2日午前には、KIU(柏インターネットユニオン)インターネット教育研究フォーラムも開催された。あわせてレポートしたい。4点の研究事例発表と以下の招待講演が行われた。

■招待講演 「教育の情報化と日本の教育 」 
(教育情報化推進協議会 大久保    昇    氏)

 2005年度末をゴールとした、日本を世界最強のインターネット国家にするための「e-Japan戦略」、その学校分野での数値目標の達成がなかなか難しい見通しとなった現在、世界の教育の情報化の状況と比較しながら、財源・地域格差・学力向上を中心とする我が国の現状を検討し、米国の7つのプラン等、課題解決の方策を探る講演がされた。

 大久保氏の講演を聞いて、このところの日本の教育行政に危機感を持った。韓国や中国の力の入れようと比較すると、日本のお役所にはあまりやる気がないようにみえる。ブロードバンド化も学校の入口までは何とかなりそうだが、教室までがなかなかつながらない。
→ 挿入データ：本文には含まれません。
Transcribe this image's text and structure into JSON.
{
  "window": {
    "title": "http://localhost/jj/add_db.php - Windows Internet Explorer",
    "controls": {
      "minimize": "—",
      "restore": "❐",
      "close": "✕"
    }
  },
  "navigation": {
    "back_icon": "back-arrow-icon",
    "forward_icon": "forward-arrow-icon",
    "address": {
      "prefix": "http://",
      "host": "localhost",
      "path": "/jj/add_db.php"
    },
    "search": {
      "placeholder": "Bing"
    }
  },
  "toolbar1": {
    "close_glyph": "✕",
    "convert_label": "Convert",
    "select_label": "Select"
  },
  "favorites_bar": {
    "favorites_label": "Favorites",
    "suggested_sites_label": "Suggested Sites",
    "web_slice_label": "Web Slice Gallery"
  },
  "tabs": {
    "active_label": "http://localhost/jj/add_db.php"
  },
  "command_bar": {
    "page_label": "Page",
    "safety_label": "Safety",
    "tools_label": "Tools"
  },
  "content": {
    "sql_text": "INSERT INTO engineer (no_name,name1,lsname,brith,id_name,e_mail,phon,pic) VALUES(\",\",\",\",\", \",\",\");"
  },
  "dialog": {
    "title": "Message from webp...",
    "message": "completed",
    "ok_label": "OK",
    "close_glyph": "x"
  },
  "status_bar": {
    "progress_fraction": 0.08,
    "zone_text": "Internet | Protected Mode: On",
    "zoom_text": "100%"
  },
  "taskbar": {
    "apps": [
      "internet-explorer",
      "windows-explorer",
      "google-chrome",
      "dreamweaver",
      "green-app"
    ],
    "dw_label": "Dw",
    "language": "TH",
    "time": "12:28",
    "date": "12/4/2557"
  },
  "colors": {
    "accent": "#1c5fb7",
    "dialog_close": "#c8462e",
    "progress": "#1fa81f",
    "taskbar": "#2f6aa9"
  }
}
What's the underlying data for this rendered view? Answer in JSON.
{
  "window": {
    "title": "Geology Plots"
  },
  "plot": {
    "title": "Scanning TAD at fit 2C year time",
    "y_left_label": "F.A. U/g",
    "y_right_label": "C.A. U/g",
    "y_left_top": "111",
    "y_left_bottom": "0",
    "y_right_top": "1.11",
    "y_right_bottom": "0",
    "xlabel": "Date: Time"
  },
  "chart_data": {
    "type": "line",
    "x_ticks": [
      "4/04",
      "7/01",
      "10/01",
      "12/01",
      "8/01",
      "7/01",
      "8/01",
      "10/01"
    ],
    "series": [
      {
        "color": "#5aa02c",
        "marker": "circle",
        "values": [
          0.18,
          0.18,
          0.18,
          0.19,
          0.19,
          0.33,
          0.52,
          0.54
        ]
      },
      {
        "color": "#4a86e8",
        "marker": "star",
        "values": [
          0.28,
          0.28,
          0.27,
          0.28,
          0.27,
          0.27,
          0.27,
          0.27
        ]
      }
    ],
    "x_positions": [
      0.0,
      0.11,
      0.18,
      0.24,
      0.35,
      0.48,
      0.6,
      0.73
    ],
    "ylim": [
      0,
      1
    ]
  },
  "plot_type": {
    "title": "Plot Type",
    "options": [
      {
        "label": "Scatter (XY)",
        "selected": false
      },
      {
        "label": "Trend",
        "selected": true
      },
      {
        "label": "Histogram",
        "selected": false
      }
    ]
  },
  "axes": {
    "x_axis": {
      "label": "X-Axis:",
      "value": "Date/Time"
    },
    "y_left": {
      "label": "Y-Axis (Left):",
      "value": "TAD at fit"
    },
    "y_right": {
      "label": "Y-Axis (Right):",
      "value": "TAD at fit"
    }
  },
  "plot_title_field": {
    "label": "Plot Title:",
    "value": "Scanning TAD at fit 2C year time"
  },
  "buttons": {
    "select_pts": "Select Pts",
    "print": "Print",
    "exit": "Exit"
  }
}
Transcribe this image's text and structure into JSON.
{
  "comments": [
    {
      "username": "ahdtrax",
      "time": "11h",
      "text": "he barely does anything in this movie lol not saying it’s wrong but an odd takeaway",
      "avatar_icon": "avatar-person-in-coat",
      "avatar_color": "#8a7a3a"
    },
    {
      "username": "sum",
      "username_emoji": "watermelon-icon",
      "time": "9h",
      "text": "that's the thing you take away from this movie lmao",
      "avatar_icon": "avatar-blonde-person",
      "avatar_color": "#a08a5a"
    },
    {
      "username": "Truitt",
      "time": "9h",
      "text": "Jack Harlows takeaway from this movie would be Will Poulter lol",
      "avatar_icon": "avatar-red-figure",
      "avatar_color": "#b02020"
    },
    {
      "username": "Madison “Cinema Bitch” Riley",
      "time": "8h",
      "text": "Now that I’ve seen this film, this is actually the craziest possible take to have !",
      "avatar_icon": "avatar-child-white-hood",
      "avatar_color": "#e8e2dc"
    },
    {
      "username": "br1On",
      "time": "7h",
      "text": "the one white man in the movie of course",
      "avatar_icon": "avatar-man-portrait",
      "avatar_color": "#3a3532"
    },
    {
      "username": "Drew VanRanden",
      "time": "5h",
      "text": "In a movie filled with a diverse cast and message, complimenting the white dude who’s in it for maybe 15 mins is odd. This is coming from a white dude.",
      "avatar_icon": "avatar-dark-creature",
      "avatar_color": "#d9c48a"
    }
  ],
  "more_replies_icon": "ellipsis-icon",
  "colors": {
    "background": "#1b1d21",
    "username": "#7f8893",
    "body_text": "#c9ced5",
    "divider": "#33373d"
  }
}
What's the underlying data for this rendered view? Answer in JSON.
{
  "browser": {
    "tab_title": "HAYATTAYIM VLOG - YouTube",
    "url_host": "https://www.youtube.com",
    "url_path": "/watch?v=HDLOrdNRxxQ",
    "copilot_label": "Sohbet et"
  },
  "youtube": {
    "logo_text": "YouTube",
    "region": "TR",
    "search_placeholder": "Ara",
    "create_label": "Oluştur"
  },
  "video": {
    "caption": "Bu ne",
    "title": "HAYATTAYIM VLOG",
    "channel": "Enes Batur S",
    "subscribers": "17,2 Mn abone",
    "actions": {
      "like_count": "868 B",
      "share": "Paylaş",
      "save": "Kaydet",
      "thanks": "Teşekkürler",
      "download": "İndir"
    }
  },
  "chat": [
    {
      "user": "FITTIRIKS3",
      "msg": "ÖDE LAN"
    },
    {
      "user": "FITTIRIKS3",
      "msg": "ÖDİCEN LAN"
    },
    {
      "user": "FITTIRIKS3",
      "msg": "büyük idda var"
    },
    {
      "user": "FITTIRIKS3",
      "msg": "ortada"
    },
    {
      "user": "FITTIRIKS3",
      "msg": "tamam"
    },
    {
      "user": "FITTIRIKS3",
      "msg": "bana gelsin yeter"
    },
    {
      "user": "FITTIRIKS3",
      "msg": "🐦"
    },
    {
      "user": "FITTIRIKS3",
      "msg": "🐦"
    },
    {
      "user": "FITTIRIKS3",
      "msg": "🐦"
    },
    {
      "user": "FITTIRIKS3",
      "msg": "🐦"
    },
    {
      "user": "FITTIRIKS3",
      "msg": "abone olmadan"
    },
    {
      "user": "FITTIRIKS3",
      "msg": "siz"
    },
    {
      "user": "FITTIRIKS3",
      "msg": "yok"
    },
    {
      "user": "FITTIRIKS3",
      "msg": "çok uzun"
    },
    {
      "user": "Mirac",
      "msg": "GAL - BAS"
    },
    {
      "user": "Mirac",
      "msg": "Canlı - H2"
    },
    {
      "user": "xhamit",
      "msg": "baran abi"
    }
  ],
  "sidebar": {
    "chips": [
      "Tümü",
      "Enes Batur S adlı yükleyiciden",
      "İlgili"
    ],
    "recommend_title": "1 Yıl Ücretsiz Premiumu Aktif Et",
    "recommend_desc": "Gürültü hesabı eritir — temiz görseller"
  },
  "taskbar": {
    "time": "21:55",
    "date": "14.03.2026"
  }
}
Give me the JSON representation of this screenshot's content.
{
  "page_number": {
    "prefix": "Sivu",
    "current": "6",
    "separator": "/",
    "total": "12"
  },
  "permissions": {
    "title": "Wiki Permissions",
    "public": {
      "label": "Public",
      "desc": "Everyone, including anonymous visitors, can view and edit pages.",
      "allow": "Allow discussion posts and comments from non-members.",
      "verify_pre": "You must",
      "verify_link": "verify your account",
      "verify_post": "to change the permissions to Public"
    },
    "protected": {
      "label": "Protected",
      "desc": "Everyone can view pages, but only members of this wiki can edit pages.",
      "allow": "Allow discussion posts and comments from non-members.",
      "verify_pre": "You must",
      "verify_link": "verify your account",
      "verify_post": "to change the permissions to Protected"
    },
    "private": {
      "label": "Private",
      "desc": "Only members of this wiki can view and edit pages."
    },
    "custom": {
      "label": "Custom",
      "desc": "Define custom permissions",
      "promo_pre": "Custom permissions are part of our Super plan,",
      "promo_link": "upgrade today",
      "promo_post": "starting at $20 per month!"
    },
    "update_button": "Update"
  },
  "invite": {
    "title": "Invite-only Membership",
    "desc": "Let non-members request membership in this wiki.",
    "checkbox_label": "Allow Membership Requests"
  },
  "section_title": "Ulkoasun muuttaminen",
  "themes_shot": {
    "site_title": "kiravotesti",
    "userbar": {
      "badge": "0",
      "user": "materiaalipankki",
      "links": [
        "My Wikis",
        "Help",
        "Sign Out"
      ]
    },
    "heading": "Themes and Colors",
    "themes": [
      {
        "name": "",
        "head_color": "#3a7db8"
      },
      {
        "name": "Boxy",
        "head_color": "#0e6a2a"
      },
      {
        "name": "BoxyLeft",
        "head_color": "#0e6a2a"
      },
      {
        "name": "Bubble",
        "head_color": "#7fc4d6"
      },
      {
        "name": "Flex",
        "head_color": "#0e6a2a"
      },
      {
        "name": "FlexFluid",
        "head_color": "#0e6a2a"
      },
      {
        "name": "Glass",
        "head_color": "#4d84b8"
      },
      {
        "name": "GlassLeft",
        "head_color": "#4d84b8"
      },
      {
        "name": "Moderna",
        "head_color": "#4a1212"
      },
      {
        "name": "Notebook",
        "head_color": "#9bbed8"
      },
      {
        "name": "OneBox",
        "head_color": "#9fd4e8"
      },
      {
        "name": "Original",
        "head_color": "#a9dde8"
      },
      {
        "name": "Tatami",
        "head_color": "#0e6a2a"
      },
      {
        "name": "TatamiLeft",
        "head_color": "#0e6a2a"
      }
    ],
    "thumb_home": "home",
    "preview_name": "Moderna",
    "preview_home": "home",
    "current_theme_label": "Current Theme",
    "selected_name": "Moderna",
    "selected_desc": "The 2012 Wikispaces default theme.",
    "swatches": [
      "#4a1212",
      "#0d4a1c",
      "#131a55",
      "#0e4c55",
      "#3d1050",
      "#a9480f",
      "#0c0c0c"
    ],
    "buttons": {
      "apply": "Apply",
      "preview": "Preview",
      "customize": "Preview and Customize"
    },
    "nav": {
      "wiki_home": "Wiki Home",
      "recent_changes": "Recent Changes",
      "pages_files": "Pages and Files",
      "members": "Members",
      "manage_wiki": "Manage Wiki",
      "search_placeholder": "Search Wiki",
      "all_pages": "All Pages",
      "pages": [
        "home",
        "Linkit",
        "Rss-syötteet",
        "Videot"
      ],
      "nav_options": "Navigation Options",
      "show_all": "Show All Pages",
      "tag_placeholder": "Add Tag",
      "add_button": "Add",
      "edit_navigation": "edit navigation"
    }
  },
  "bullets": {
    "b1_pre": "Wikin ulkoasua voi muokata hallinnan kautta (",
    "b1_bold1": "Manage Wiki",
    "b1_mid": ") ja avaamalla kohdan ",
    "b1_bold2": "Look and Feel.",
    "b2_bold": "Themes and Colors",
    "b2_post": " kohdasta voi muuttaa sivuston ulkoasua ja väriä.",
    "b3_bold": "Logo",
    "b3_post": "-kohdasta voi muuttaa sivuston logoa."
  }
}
地域差がありすぎるようだ。金がいることにはこの頃特に厳しく、教育システムを地方自治体の会計システムに無理にあわせようとする柔軟さを欠いた発想がここでも顔を出していると思う。韓国や中国だって日本より厳しいはずなのにこの違いは何だ。教育成果はもっとも効果が測りにくいと思う。だから、目先の効果のみでなく、もっと大きな視点で将来のために予算を使うことが出来ないのかなあ。2005年以降の世界の情報化の進展に、日本はその地位を取り戻していけるのか本当に心配になった。資源のない国日本は、情報化をはじめとして日本経済を支えるキーポイントをマクロに戦略構想し、政策に反映させないと日本の明日は暗いと感じた。